When services need clear, language-agnostic communication with moderate request rates (up to thousands per second) and require loose coupling.
When ultra-low latency or guaranteed message delivery is critical, or when service interactions are highly chatty and synchronous, consider alternatives like gRPC or message queues.
Real World Examples
Netflix
Uses REST APIs between microservices to enable independent deployment and scaling while maintaining clear service boundaries.
Uber
Employs REST APIs for communication between services like ride matching and payment processing to ensure modularity and fault isolation.
Amazon
Uses REST APIs extensively to allow diverse teams to build and maintain services independently with standardized communication.
Code Example
Before, ServiceA directly calls ServiceB's method, creating tight coupling.

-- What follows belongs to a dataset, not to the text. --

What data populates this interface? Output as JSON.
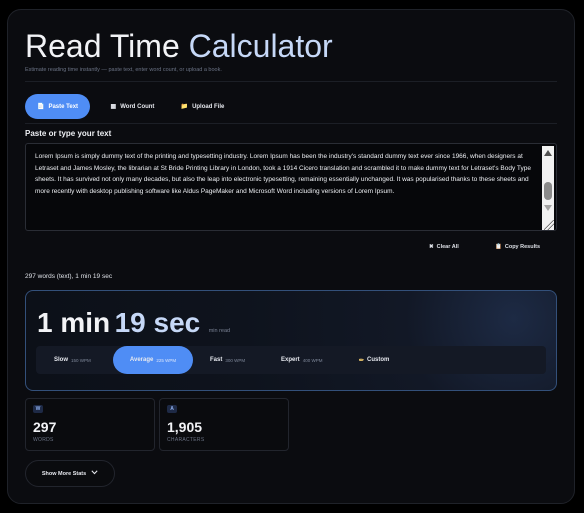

After, ServiceA sends an HTTP POST request to ServiceB's REST endpoint, enabling loose coupling and independent deployment.
Microservices
### Before: Direct function call tightly coupling services
class ServiceB:
    def process(self, data):
        return f"Processed {data}"

class ServiceA:
    def __init__(self):
        self.service_b = ServiceB()

    def handle(self, data):
        result = self.service_b.process(data)
        return f"ServiceA got: {result}"


### After: ServiceA calls ServiceB via REST API
from flask import Flask, request, jsonify
import requests

# Service B
app_b = Flask(__name__)

@app_b.route('/process', methods=['POST'])
def process():
    data = request.json.get('data')
    return jsonify({'result': f"Processed {data}"})

# Service A
class ServiceA:
    def handle(self, data):
        response = requests.post('http://serviceb/process', json={'data': data})
        result = response.json().get('result')
        return f"ServiceA got: {result}"
OutputSuccess
Alternatives
gRPC
Uses HTTP/2 with binary protocol for faster, strongly typed communication.
Use when: When you need high performance, low latency, and strict contract enforcement between services.
Message Queue (Event-driven)
Uses asynchronous messaging for decoupled, reliable communication without direct service calls.
Use when: When services require asynchronous processing and guaranteed message delivery.
Summary
REST APIs standardize communication between microservices using HTTP and JSON.
They enable loose coupling, allowing services to evolve independently and scale.
REST is best for moderate latency tolerance and stateless interactions but requires extra handling for reliability.